Visit a Japanese Shinto shrine in November and you’re likely to see young children dressed in intricate kimono, hair and makeup meticulously styled and bags of candy and parasols in hand. Shichi-go-san is a rite of passage, a traditional Shinto ceremony that celebrates the growth and well-being of children as they age, and an opportunity for parents to have their children photographed in full kimono. It is celebrated on November 15, though since it is not a national holiday, Shichi-go-san is often observed on the closest weekend. This November, we welcome Rev. Kuniko Kanawa, a Shinto priestess, kimono stylist, and professional photographer, to Shofuso for kimono dressing, photography, and Shinto blessings on Saturday, November 11.

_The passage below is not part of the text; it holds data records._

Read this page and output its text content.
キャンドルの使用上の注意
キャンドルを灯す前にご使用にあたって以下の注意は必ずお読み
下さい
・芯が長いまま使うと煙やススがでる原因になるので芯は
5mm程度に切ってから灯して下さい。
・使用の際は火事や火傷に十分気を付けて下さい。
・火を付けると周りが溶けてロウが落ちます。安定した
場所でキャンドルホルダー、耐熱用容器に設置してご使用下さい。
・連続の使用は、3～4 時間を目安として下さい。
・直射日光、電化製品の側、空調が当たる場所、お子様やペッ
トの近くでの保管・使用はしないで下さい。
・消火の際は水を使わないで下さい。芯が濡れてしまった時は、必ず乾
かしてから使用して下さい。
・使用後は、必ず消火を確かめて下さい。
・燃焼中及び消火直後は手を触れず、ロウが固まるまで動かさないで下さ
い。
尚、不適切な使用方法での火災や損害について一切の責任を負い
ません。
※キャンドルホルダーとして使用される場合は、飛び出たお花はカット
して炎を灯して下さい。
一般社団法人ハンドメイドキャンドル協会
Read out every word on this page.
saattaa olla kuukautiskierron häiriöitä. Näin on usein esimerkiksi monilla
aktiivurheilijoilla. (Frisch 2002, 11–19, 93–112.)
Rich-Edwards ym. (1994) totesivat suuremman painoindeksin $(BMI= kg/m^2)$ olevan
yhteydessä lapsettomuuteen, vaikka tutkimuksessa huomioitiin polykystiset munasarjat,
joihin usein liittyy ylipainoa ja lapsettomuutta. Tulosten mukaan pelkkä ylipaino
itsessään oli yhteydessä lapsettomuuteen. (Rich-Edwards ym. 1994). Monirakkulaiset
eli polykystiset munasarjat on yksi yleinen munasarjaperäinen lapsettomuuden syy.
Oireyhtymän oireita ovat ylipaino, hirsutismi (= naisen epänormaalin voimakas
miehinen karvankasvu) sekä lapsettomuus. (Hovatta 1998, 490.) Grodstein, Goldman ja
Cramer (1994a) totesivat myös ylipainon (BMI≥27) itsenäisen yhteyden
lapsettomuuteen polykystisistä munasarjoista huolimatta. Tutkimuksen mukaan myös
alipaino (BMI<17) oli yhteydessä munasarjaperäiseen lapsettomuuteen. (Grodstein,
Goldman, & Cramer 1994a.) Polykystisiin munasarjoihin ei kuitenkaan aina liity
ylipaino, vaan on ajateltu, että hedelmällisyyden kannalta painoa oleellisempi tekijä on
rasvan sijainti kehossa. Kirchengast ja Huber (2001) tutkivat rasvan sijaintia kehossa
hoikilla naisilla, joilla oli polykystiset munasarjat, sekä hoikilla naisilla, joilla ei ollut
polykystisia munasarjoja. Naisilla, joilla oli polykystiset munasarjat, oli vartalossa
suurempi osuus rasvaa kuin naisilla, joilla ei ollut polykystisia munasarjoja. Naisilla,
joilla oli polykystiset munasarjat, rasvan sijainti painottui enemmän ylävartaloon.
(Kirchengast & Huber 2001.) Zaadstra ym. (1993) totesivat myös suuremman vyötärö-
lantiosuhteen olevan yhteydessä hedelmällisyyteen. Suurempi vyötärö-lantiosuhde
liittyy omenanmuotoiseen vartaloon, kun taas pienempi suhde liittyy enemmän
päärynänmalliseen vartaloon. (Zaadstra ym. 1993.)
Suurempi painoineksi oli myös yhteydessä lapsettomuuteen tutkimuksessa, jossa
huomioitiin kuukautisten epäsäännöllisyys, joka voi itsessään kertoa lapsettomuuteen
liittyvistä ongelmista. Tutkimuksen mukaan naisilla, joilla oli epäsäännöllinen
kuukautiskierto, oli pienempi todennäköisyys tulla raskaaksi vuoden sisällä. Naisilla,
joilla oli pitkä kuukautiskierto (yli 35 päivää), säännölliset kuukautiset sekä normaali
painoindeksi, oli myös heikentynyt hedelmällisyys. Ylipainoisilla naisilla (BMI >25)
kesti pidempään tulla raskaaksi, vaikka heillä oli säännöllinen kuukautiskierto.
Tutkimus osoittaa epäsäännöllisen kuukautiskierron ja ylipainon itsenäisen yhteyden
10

Shichi-go-san means “seven-five-three,” and is intended for three- and seven year-old girls and five year-old boys. The tradition dates back to Heian era Japan, and the odd ages are auspicious numbers in East Asian numerology. (Fifteen, the sum of three, five, and seven, makes the date of November 15 especially lucky.) It’s also rooted in the folkloric belief of young children being close to the spirit world: the saying “until seven years old, children are in the gods’ domain” [Source] reveals the origin of this belief, along with the desire to guard children from misfortune and cherish their growth and good health. Visiting a Shinto shrine in order to receive blessings from the spirits is central to Shichi-go-san rituals. The ceremony, which includes purification, prayer, and the offering of a tamagushi branch, aims for harmony between the family, nature, and the gods and is meant to ensure children grow up happy and healthy [Source].
Different customs have been added over several centuries. Chitose-ame (literally “thousand years candy”) is given to children on Shichi-go-san. The candies themselves — two long sticks in white and pink — are placed in an envelope decorated with cranes and turtles for longevity and pines and bamboo for good luck [Source]. The samurai class added other rituals: starting at three, children were permitted to begin growing out their hair. At five, boys could begin wearing hakama pants, and at seven, girls switched from wearing simple cords to tie their kimonos to the obi worn by older girls and adults. A more modern practice is photography on Shichi-go-san, which for many parents is a way to commemorate their child’s first time wearing kimono.